3D face recognition with wireless transportation

Abstract

In this dissertation, we focus on two related parts of a 3D face recognition system with wireless transportation. In the first part, the core components of the system, namely, the feature extraction and classification component, are introduced. In the feature extraction component, range images are taken as inputs and processed in order to extract features. The classification component uses the extracted features as inputs and makes classification decisions based on trained classifiers. In the second part, we consider the wireless transportation problem of range images, which are captured by scattered sensor nodes from target objects and are forwarded to the core components (i.e., feature extraction and classification components) of the face recognition system. Contrary to the conventional definition of being a transducer, a sensor node can be a person, a vehicle, etc. The wireless transportation component not only brings flexibility to the system but also makes the “proactive” face recognition possible. For the feature extraction component, we first introduce the 3D Morphable Model. Then a 3D feature extraction algorithm based on the 3D Morphable Model is presented. The algorithm is insensitive to facial expression. Experimental results show that it can accurately extract features. Following that, we discuss the generic face warping algorithm that can quickly extract features with high accuracy. The proposed algorithm is robust to holes, facial expressions and hair. Furthermore, our experimental results show that the generated features can highly differentiate facial images. For the classification component, a classifier based on Mahalanobis distance is introduced. Based on the classifier, recognition performances of the extracted features are given.

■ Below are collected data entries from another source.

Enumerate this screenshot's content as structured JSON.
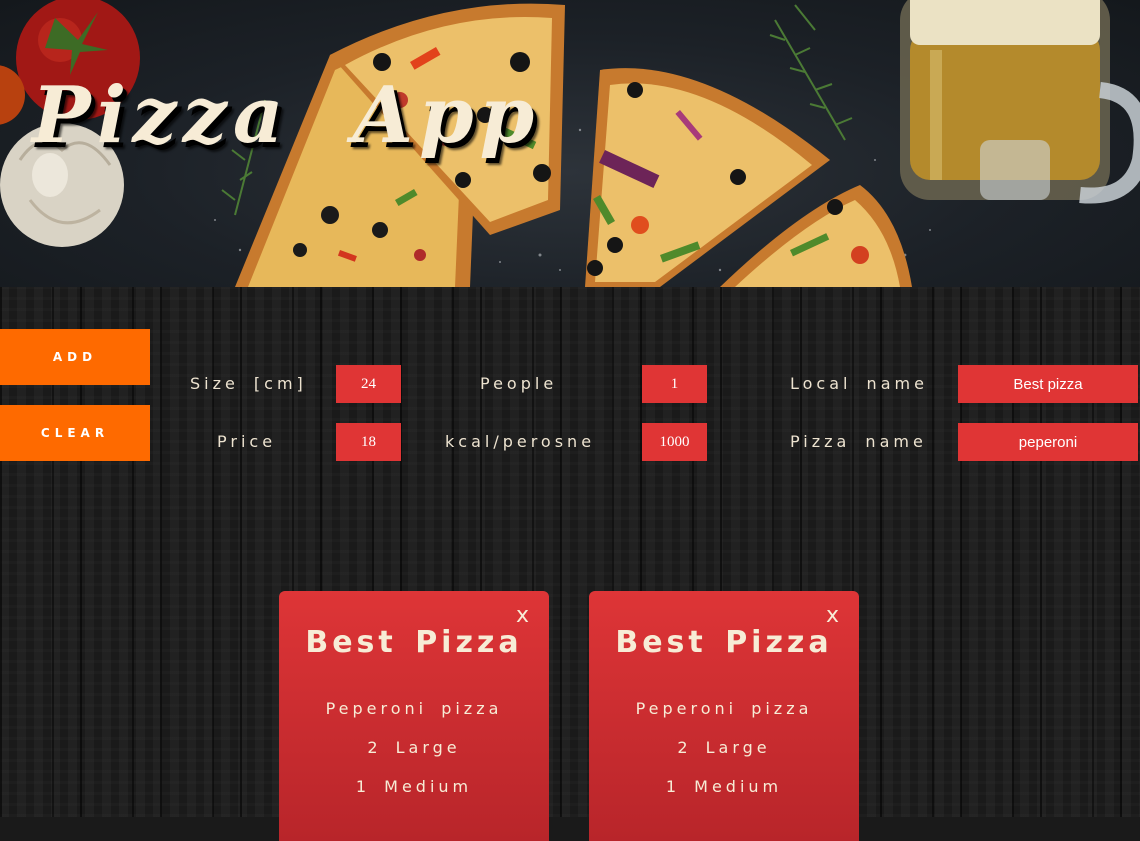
{
  "header": {
    "title": "Pizza App"
  },
  "actions": {
    "add_label": "ADD",
    "clear_label": "CLEAR"
  },
  "form": {
    "size": {
      "label": "Size [cm]",
      "value": "24"
    },
    "price": {
      "label": "Price",
      "value": "18"
    },
    "people": {
      "label": "People",
      "value": "1"
    },
    "kcal": {
      "label": "kcal/perosne",
      "value": "1000"
    },
    "local_name": {
      "label": "Local name",
      "value": "Best pizza"
    },
    "pizza_name": {
      "label": "Pizza name",
      "value": "peperoni"
    }
  },
  "cards": [
    {
      "close": "x",
      "title": "Best Pizza",
      "pizza": "Peperoni pizza",
      "large": "2 Large",
      "medium": "1 Medium"
    },
    {
      "close": "x",
      "title": "Best Pizza",
      "pizza": "Peperoni pizza",
      "large": "2 Large",
      "medium": "1 Medium"
    }
  ],
  "colors": {
    "accent_orange": "#fe6a00",
    "input_red": "#e03535",
    "card_red": "#de3537",
    "cream": "#f7ecd6"
  }
}
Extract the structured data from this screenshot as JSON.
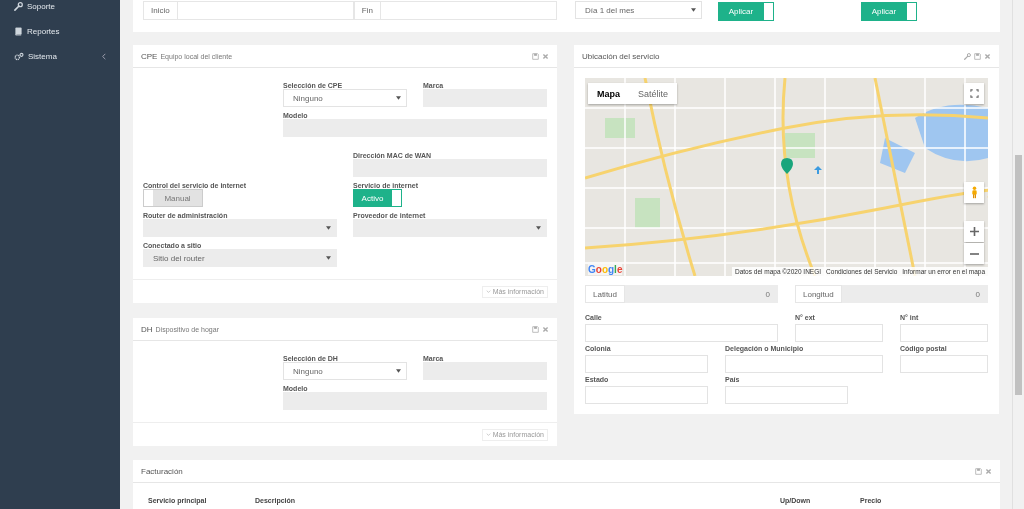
{
  "sidebar": {
    "items": [
      {
        "label": "Soporte",
        "has_submenu": false
      },
      {
        "label": "Reportes",
        "has_submenu": false
      },
      {
        "label": "Sistema",
        "has_submenu": true
      }
    ]
  },
  "filters": {
    "start_label": "Inicio",
    "end_label": "Fin",
    "period": "Día 1 del mes",
    "toggles": [
      {
        "text": "Aplicar",
        "on": true
      },
      {
        "text": "Aplicar",
        "on": true
      }
    ]
  },
  "cpe_panel": {
    "title": "CPE",
    "subtitle": "Equipo local del cliente",
    "more_button": "Más información",
    "fields": [
      {
        "kind": "select",
        "label": "Selección de CPE",
        "value": "Ninguno",
        "disabled": false
      },
      {
        "kind": "input",
        "label": "Marca",
        "disabled": true
      },
      {
        "kind": "input",
        "label": "Modelo",
        "disabled": true
      },
      {
        "kind": "input",
        "label": "Dirección MAC de WAN",
        "disabled": true
      },
      {
        "kind": "toggle",
        "label": "Control del servicio de internet",
        "text": "Manual",
        "on": false
      },
      {
        "kind": "toggle",
        "label": "Servicio de internet",
        "text": "Activo",
        "on": true
      },
      {
        "kind": "select",
        "label": "Router de administración",
        "disabled": true
      },
      {
        "kind": "select",
        "label": "Proveedor de internet",
        "disabled": true
      },
      {
        "kind": "select",
        "label": "Conectado a sitio",
        "value": "Sitio del router",
        "disabled": true
      }
    ]
  },
  "dh_panel": {
    "title": "DH",
    "subtitle": "Dispositivo de hogar",
    "more_button": "Más información",
    "fields": [
      {
        "kind": "select",
        "label": "Selección de DH",
        "value": "Ninguno",
        "disabled": false
      },
      {
        "kind": "input",
        "label": "Marca",
        "disabled": true
      },
      {
        "kind": "input",
        "label": "Modelo",
        "disabled": true
      }
    ]
  },
  "location_panel": {
    "title": "Ubicación del servicio",
    "map": {
      "tabs": [
        {
          "label": "Mapa",
          "selected": true
        },
        {
          "label": "Satélite",
          "selected": false
        }
      ],
      "logo": "Google",
      "attribution": [
        "Datos del mapa ©2020 INEGI",
        "Condiciones del Servicio",
        "Informar un error en el mapa"
      ]
    },
    "coordinates": [
      {
        "label": "Latitud",
        "value": "0"
      },
      {
        "label": "Longitud",
        "value": "0"
      }
    ],
    "fields": [
      {
        "kind": "input",
        "label": "Calle",
        "disabled": false
      },
      {
        "kind": "input",
        "label": "N° ext",
        "disabled": false
      },
      {
        "kind": "input",
        "label": "N° int",
        "disabled": false
      },
      {
        "kind": "input",
        "label": "Colonia",
        "disabled": false
      },
      {
        "kind": "input",
        "label": "Delegación o Municipio",
        "disabled": false
      },
      {
        "kind": "input",
        "label": "Código postal",
        "disabled": false
      },
      {
        "kind": "input",
        "label": "Estado",
        "disabled": false
      },
      {
        "kind": "input",
        "label": "País",
        "disabled": false
      }
    ]
  },
  "billing_panel": {
    "title": "Facturación",
    "columns": [
      "Servicio principal",
      "Descripción",
      "Up/Down",
      "Precio"
    ]
  }
}
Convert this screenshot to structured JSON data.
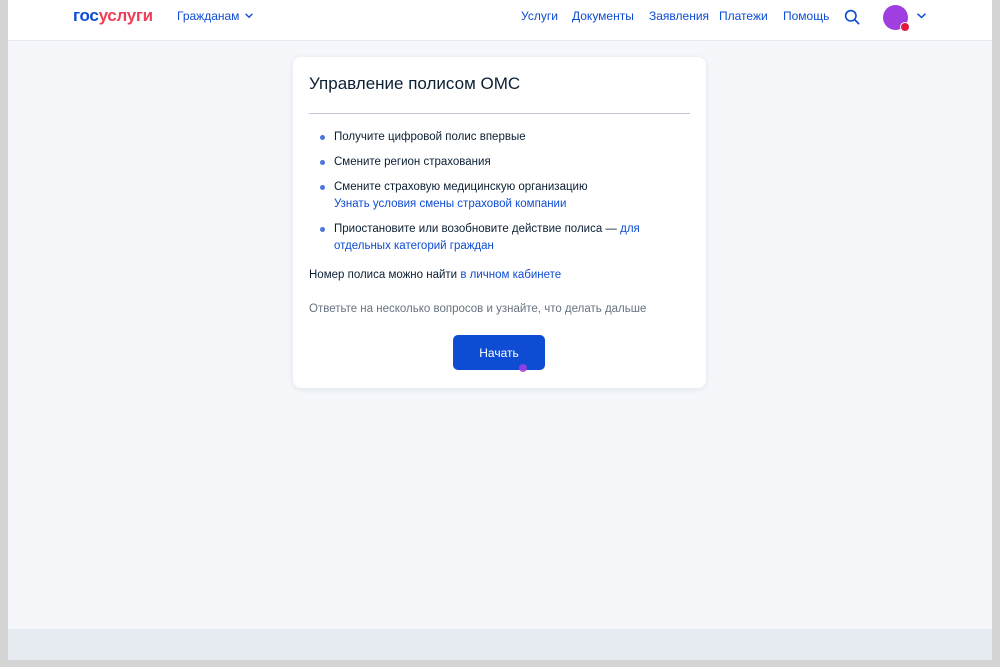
{
  "header": {
    "logo_part1": "гос",
    "logo_part2": "услуги",
    "audience_label": "Гражданам",
    "nav": {
      "services": "Услуги",
      "documents": "Документы",
      "applications": "Заявления",
      "payments": "Платежи",
      "help": "Помощь"
    },
    "icons": [
      "search-icon",
      "chevron-down-icon",
      "avatar"
    ]
  },
  "card": {
    "title": "Управление полисом ОМС",
    "bullets": [
      {
        "text": "Получите цифровой полис впервые"
      },
      {
        "text": "Смените регион страхования"
      },
      {
        "text": "Смените страховую медицинскую организацию",
        "link": "Узнать условия смены страховой компании"
      },
      {
        "text": "Приостановите или возобновите действие полиса — ",
        "link": "для отдельных категорий граждан"
      }
    ],
    "policy_note_text": "Номер полиса можно найти ",
    "policy_note_link": "в личном кабинете",
    "hint": "Ответьте на несколько вопросов и узнайте, что делать дальше",
    "start_button": "Начать"
  },
  "colors": {
    "brand_blue": "#0d4cd3",
    "brand_red": "#ee3f58",
    "avatar": "#a03fe0",
    "background": "#f5f7fb"
  }
}
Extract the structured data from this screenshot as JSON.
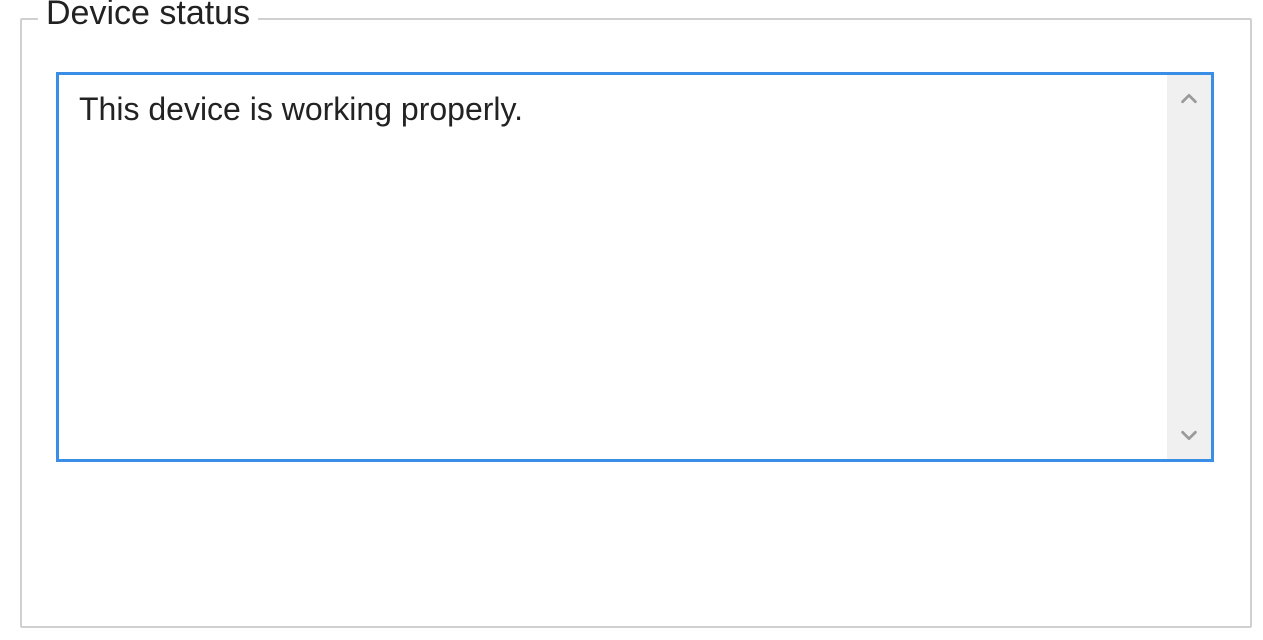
{
  "group": {
    "legend": "Device status",
    "status_text": "This device is working properly."
  }
}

The classification results demonstrate the advantage of the features from the generic face warping algorithm. For the wireless transportation of the captured images, we consider the location-based wireless sensor networks (WSN). In order to achieve efficient routing perfor¬mance, a set of distributed stateless routing protocols (PAGER) are proposed for wireless sensor networks. The loop-free and delivery-guaranty properties of the static version (PAGER-S) are proved. Then the performance of PAGER protocols are compared with other well-known routing schemes using network simulator 2 (NS2). Simulation results demonstrate the advantages of PAGER.